La révision de la loi sur la radiotélévision, dans laquelle le Conseil fédéral propose tout à la fois le maintien du bénéfice de la redevance à la SSR et une plus grande liberté pour les diffuseurs privés, suscite des réactions contrastées, plus dans la presse romande qu'alémanique du reste, qui laissent entrevoir de solides affrontements à venir. Ce projet doit en effet être soumis à consultation, avant que les Chambres n'en soient saisies, pas avant l'année prochaine.

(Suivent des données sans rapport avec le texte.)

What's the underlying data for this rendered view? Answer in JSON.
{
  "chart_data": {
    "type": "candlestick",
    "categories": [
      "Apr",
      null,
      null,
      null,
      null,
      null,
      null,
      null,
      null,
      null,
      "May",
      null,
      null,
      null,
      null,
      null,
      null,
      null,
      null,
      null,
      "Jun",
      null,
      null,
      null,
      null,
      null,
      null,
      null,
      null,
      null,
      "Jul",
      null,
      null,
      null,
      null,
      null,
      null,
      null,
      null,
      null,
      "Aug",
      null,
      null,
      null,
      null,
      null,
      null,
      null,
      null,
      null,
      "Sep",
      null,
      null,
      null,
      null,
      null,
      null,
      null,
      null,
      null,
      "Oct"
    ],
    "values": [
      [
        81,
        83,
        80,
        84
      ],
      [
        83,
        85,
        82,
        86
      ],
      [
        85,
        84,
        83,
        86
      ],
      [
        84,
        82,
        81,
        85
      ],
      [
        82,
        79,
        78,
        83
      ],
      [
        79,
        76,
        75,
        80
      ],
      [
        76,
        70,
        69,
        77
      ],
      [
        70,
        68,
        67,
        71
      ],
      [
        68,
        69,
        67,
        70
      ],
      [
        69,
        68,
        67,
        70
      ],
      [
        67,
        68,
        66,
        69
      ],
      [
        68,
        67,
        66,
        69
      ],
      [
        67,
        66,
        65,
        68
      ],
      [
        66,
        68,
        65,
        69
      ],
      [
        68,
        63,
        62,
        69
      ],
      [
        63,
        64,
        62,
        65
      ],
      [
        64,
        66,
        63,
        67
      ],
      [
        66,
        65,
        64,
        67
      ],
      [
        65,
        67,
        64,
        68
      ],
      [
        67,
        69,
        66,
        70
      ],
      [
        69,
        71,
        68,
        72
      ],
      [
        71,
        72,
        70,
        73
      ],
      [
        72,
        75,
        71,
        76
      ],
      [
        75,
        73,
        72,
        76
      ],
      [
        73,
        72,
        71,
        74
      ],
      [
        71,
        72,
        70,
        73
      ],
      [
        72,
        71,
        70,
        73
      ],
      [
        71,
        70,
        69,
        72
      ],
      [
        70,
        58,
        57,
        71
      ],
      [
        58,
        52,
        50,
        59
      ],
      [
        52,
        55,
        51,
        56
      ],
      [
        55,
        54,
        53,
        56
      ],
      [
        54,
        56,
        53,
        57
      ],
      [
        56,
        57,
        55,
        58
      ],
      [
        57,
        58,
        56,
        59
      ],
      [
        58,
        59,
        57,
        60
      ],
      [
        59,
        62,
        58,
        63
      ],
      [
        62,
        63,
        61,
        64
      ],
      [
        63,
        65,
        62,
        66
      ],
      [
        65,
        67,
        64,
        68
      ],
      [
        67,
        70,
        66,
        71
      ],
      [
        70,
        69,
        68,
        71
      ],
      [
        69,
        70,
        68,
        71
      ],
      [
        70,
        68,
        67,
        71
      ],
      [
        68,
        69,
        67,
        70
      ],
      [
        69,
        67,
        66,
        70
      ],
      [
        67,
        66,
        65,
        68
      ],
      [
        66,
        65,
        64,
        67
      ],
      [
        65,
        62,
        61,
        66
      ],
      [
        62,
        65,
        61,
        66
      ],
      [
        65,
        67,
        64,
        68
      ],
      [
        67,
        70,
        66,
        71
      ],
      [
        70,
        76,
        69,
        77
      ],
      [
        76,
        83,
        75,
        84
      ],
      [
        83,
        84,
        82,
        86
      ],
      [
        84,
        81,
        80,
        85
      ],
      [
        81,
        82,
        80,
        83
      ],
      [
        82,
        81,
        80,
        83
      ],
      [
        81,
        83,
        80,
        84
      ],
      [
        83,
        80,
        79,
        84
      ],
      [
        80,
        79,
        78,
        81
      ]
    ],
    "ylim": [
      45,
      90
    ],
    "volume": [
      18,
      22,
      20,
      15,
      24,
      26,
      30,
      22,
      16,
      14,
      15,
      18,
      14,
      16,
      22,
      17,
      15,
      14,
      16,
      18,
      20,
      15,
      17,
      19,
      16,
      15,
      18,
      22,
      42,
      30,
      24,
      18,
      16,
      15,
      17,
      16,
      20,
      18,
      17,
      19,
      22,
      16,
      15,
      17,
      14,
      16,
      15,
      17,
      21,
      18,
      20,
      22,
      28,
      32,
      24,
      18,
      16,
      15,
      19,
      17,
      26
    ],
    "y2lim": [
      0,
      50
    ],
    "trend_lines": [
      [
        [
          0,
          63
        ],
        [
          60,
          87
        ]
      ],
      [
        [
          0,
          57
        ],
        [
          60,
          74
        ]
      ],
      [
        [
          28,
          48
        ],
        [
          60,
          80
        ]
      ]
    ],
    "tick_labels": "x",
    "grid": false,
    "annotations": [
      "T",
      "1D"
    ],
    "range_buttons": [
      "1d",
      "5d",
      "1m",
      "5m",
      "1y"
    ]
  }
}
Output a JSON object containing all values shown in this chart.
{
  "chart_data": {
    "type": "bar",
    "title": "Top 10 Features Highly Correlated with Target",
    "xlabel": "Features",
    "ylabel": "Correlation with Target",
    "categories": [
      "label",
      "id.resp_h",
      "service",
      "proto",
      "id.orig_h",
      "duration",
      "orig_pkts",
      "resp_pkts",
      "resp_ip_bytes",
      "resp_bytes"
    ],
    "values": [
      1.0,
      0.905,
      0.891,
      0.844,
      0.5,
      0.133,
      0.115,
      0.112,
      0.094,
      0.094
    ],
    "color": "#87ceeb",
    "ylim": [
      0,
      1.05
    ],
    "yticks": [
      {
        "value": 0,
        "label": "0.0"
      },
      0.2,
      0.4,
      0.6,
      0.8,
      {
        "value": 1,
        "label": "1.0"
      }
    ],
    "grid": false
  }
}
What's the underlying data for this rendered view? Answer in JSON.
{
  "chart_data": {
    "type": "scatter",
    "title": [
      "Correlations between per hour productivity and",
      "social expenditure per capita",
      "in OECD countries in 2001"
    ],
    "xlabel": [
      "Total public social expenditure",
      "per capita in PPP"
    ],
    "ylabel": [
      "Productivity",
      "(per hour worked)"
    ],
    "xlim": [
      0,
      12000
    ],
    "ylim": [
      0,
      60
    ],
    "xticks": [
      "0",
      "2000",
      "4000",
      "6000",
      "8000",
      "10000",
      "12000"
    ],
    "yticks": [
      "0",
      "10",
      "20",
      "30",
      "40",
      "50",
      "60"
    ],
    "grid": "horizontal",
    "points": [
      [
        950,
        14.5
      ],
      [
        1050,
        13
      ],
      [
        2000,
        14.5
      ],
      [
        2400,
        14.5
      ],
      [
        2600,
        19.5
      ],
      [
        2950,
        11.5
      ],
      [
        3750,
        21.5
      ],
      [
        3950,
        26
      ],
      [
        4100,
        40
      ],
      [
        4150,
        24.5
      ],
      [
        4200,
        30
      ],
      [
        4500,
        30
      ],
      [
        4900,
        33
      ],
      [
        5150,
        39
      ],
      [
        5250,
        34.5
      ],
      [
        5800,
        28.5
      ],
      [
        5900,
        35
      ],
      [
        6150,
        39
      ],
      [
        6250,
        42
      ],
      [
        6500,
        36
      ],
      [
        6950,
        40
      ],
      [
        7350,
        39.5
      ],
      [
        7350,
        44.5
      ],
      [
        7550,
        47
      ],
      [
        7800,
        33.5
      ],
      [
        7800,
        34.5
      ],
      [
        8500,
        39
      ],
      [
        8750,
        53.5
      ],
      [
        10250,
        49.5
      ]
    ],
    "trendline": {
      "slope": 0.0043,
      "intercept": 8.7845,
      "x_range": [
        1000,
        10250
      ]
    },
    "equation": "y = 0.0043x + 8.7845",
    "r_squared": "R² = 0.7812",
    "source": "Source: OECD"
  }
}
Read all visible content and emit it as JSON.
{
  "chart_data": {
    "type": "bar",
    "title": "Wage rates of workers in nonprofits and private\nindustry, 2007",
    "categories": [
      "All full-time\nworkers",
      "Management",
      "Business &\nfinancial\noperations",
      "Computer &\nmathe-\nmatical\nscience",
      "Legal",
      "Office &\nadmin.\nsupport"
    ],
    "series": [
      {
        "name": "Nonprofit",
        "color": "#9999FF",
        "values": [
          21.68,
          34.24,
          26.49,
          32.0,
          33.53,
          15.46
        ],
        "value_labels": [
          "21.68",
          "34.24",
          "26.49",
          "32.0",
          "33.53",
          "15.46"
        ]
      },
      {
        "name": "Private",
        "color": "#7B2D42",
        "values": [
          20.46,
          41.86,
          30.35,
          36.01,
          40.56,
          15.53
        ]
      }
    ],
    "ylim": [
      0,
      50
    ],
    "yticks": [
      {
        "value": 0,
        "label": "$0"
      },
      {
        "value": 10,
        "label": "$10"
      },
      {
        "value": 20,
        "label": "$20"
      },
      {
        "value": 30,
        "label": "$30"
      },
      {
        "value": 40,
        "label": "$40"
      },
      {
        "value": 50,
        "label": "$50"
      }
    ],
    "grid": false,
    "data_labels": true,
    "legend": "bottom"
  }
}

«Cette révision promet de solides bagarres. Les tenants du libéralisme à tous crins vont sans doute tenter d'obtenir, pour les télévisions commerciales, de substantielles parts de la redevance. Mais la réponse du Conseil fédéral est convaincante», assure 24 heures. En effet, «si les moyens mis à disposition du service public sont éparpillés, les multiples diffuseurs suisses, trop petits, se feront laminer sur la scène internationale. Le public suisse sera définitivement livré aux grandes chaînes étrangères.» Le quotidien vaudois regrette toutefois que les diffuseurs locaux, qui assument eux aussi un service public, soient privés des miettes de la redevance qu'ils reçoivent aujourd'hui, ce qui condamne une certaine diversité. «L'attitude du Conseil fédéral, ici, est difficile à comprendre.»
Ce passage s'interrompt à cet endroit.